当用x的某个值调用时,函数将运行,结果将存储在缓存中。如果使用相同的参数再次调用,则该函数将根本不运行,并且将返回缓存的值。
>>> for i in range(3):
... print(myfunc(i))
...
Cache miss: 0
1
Cache miss: 1
2
Cache miss: 2
3
>>> myfunc(0) # this will be a cache hit
1
>>> myfunc(3) # this will be another miss
Cache miss: 3
4
>>> myfunc.cache_info()
CacheInfo(hits=1, misses=4, maxsize=None, currsize=4)
In your example, even if the cache was setup correctly, you would have all misses and no hits anyhow for i in range(0,blk_len):
will call with a new argument each iteration, therefore the cache will never hit.

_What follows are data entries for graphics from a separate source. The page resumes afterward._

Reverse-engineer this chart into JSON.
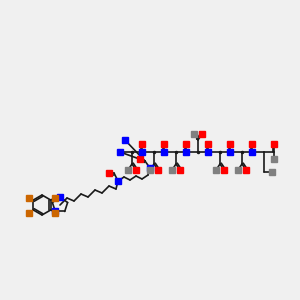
{
  "background_color": "#f0f0f0",
  "bond_color": "#1a1a1a",
  "atom_colors": {
    "O": "#ff0000",
    "N": "#0000ff",
    "Br": "#cc6600",
    "OH": "#808080",
    "NH2": "#808080",
    "C": "#1a1a1a"
  },
  "figsize": [
    3.0,
    3.0
  ],
  "dpi": 100
}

在你的例子中,即使缓存设置正确,你仍然会在范围内(0,blk_len)发生所有未命中和无命中:每次迭代都会调用一个新参数,因此缓存永远不会命中。
#1
0
The cache is for the function blk_iter
-- you only called blk_iter
once, therefore your cache size is one, and it has one miss.
缓存用于函数blk_iter - 您只调用一次blk_iter,因此缓存大小为1,并且只有一个未命中。
Consider the following function with lru_cache
使用lru_cache考虑以下函数
@lru_cache(maxsize=None)
def myfunc(x):
print('Cache miss: ', x)
return x + 1
When called with a certain value for x
the function will run and the result will be stored in the cache. If called again with the same parameter, the function will not run at all and the cached value will be returned.
当用x的某个值调用时,函数将运行,结果将存储在缓存中。如果使用相同的参数再次调用,则该函数将根本不运行,并且将返回缓存的值。
>>> for i in range(3):
... print(myfunc(i))
...
Cache miss: 0
1
Cache miss: 1
2
Cache miss: 2
3
>>> myfunc(0) # this will be a cache hit
1
>>> myfunc(3) # this will be another miss
Cache miss: 3
4
>>> myfunc.cache_info()
CacheInfo(hits=1, misses=4, maxsize=None, currsize=4)
In your example, even if the cache was setup correctly, you would have all misses and no hits anyhow for i in range(0,blk_len):
will call with a new argument each iteration, therefore the cache will never hit.
在你的例子中,即使缓存设置正确,你仍然会在范围内(0,blk_len)发生所有未命中和无命中:每次迭代都会调用一个新参数,因此缓存永远不会命中。